Alyssa Grady wasn’t sure she wanted to re-create the quadruplet photo because she didn’t want to focus on how she and her sisters are the same. Yes, at first glance, they look alike, but a few minutes of conversation highlight their individuality.
Ashley, the planner of the group, hopes to be a pharmacist. Alyssa wants to be a writer. Lindsey also enjoys writing, but she loved chemistry and American history, too. Kara isn’t sure if she’ll grow up to be a history teacher or a journalist, but she does know she rules at video games and rock-paper-scissors.
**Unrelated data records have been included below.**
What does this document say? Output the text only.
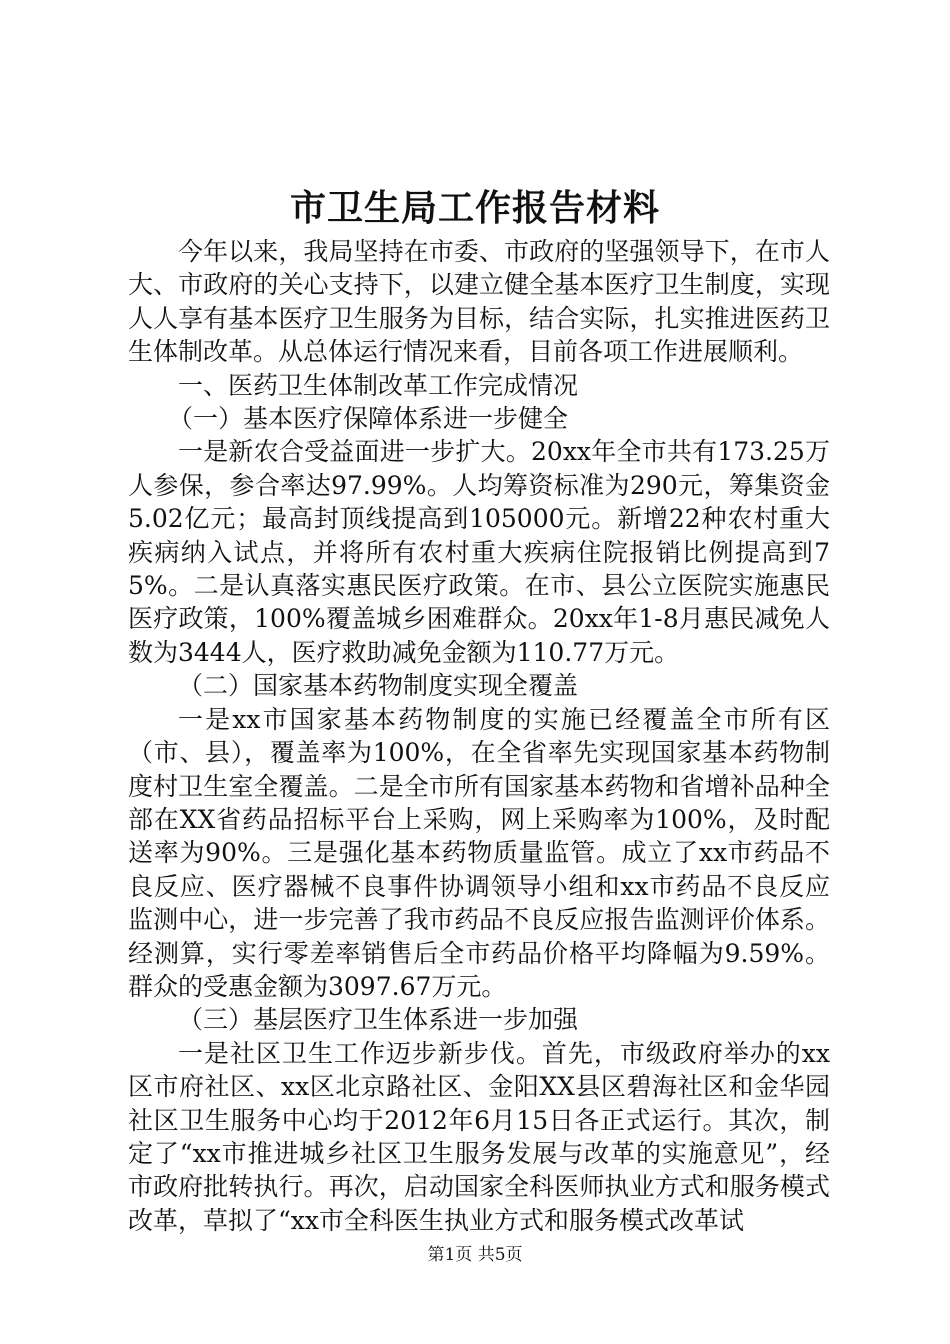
市卫生局工作报告材料

今年以来，我局坚持在市委、市政府的坚强领导下，在市人大、市政府的关心支持下，以建立健全基本医疗卫生制度，实现人人享有基本医疗卫生服务为目标，结合实际，扎实推进医药卫生体制改革。从总体运行情况来看，目前各项工作进展顺利。

一、医药卫生体制改革工作完成情况

（一）基本医疗保障体系进一步健全

一是新农合受益面进一步扩大。20xx年全市共有173.25万人参保，参合率达97.99%。人均筹资标准为290元，筹集资金5.02亿元；最高封顶线提高到105000元。新增22种农村重大疾病纳入试点，并将所有农村重大疾病住院报销比例提高到75%。二是认真落实惠民医疗政策。在市、县公立医院实施惠民医疗政策，100%覆盖城乡困难群众。20xx年1-8月惠民减免人数为3444人，医疗救助减免金额为110.77万元。

（二）国家基本药物制度实现全覆盖

一是xx市国家基本药物制度的实施已经覆盖全市所有区（市、县），覆盖率为100%，在全省率先实现国家基本药物制度村卫生室全覆盖。二是全市所有国家基本药物和省增补品种全部在XX省药品招标平台上采购，网上采购率为100%，及时配送率为90%。三是强化基本药物质量监管。成立了xx市药品不良反应、医疗器械不良事件协调领导小组和xx市药品不良反应监测中心，进一步完善了我市药品不良反应报告监测评价体系。经测算，实行零差率销售后全市药品价格平均降幅为9.59%。群众的受惠金额为3097.67万元。

（三）基层医疗卫生体系进一步加强

一是社区卫生工作迈步新步伐。首先，市级政府举办的xx区市府社区、xx区北京路社区、金阳XX县区碧海社区和金华园社区卫生服务中心均于2012年6月15日各正式运行。其次，制定了“xx市推进城乡社区卫生服务发展与改革的实施意见”，经市政府批转执行。再次，启动国家全科医师执业方式和服务模式改革，草拟了“xx市全科医生执业方式和服务模式改革试

第1页 共5页
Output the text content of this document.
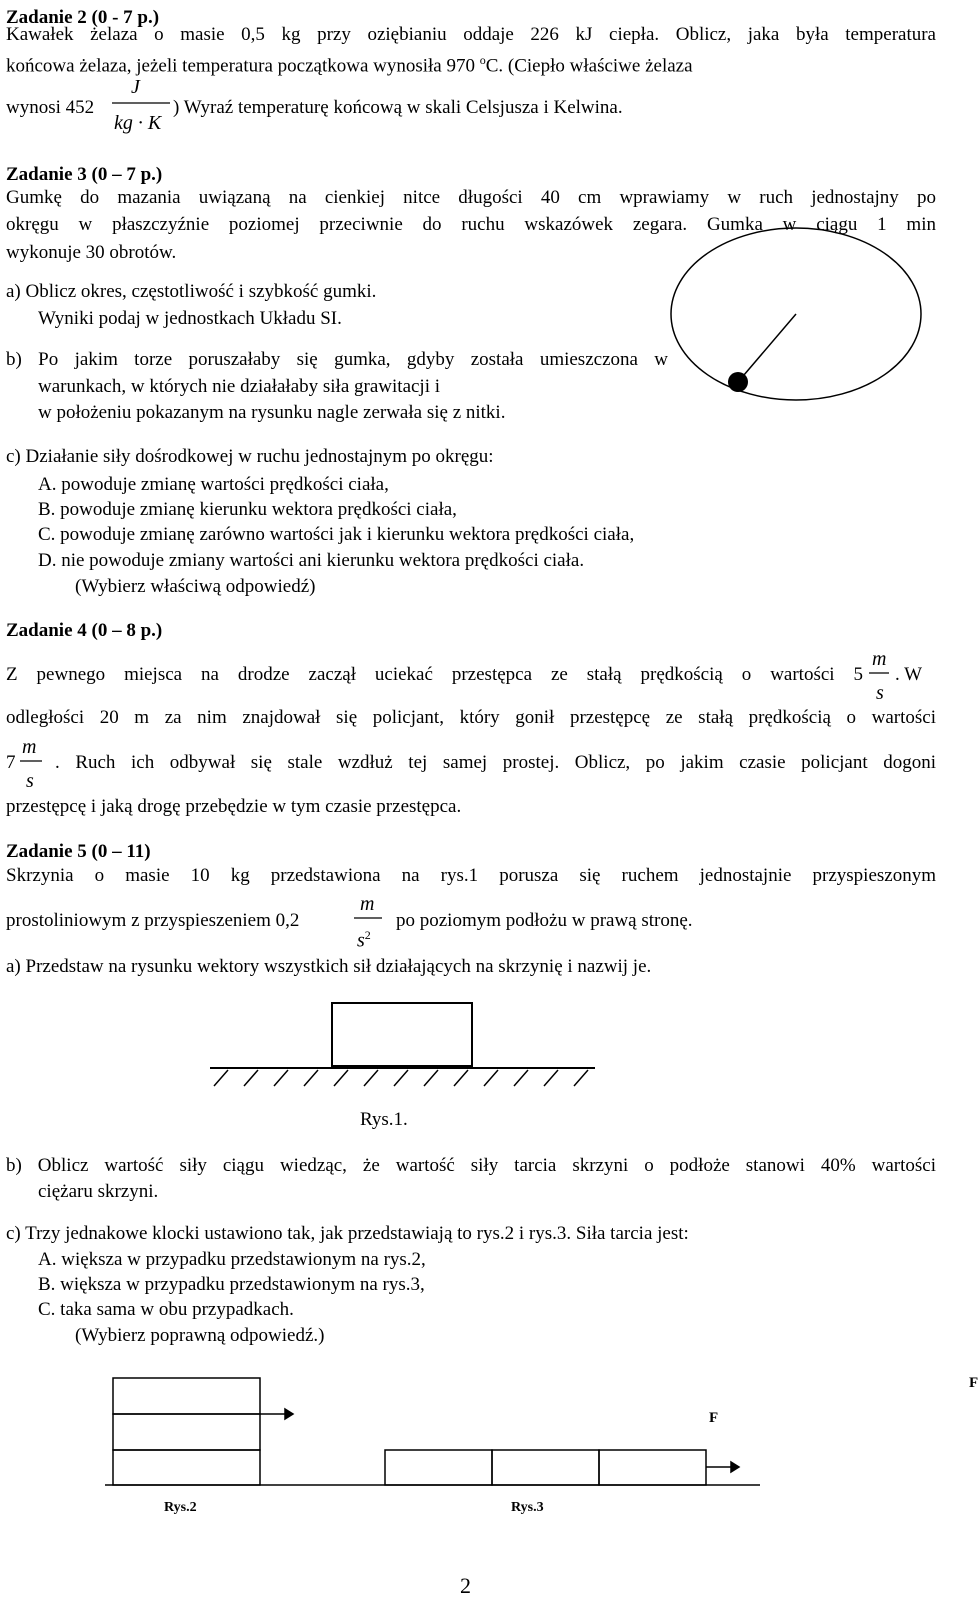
Zadanie 2 (0 - 7 p.)
Kawałek żelaza o masie 0,5 kg przy oziębianiu oddaje 226 kJ ciepła. Oblicz, jaka była temperatura
końcowa żelaza, jeżeli temperatura początkowa wynosiła 970 $^o$C. (Ciepło właściwe żelaza
wynosi 452
J
kg · K
) Wyraź temperaturę końcową w skali Celsjusza i Kelwina.
Zadanie 3 (0 – 7 p.)
Gumkę do mazania uwiązaną na cienkiej nitce długości 40 cm wprawiamy w ruch jednostajny po
okręgu w płaszczyźnie poziomej przeciwnie do ruchu wskazówek zegara. Gumka w ciągu 1 min
wykonuje 30 obrotów.
a) Oblicz okres, częstotliwość i szybkość gumki.
Wyniki podaj w jednostkach Układu SI.
b) Po jakim torze poruszałaby się gumka, gdyby została umieszczona w
warunkach, w których nie działałaby siła grawitacji i
w położeniu pokazanym na rysunku nagle zerwała się z nitki.
c) Działanie siły dośrodkowej w ruchu jednostajnym po okręgu:
A. powoduje zmianę wartości prędkości ciała,
B. powoduje zmianę kierunku wektora prędkości ciała,
C. powoduje zmianę zarówno wartości jak i kierunku wektora prędkości ciała,
D. nie powoduje zmiany wartości ani kierunku wektora prędkości ciała.
(Wybierz właściwą odpowiedź)
Zadanie 4 (0 – 8 p.)
Z pewnego miejsca na drodze zaczął uciekać przestępca ze stałą prędkością o wartości 5
m
s
. W
odległości 20 m za nim znajdował się policjant, który gonił przestępcę ze stałą prędkością o wartości
7
m
s
. Ruch ich odbywał się stale wzdłuż tej samej prostej. Oblicz, po jakim czasie policjant dogoni
przestępcę i jaką drogę przebędzie w tym czasie przestępca.
Zadanie 5 (0 – 11)
Skrzynia o masie 10 kg przedstawiona na rys.1 porusza się ruchem jednostajnie przyspieszonym
prostoliniowym z przyspieszeniem 0,2
m
$s^2$
po poziomym podłożu w prawą stronę.
a) Przedstaw na rysunku wektory wszystkich sił działających na skrzynię i nazwij je.
Rys.1.
b) Oblicz wartość siły ciągu wiedząc, że wartość siły tarcia skrzyni o podłoże stanowi 40% wartości
ciężaru skrzyni.
c) Trzy jednakowe klocki ustawiono tak, jak przedstawiają to rys.2 i rys.3. Siła tarcia jest:
A. większa w przypadku przedstawionym na rys.2,
B. większa w przypadku przedstawionym na rys.3,
C. taka sama w obu przypadkach.
(Wybierz poprawną odpowiedź.)
F
F
Rys.2	Rys.3
2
“She always wins,” Ashley Grady said.
Kassidy McCalmant said having her own room is a benefit being the only girl, but she also is considered “the weak one” by her brothers.
Meanwhile, Allen, Aaran and Andrew McCalmant agree the best thing about being a quadruplet — always having someone around — is also the worst.
“Sometimes they all talk in unison,” Debbie McCalmant said. “Sometimes they all talk at once.”
“I’m really good at listening to all four at once,” Daniel Grady said.
Listening to the same story, four times, is another skill the parents share. All the joy that comes with parenting — all the stress, all the fun, all the headaches, all the worry, all the love and all the pride — is quadrupled when you are the parent of four.“I’ve gotten a lot of great things in my life, but nothing has topped getting these kids,” Debbie McCalmant said.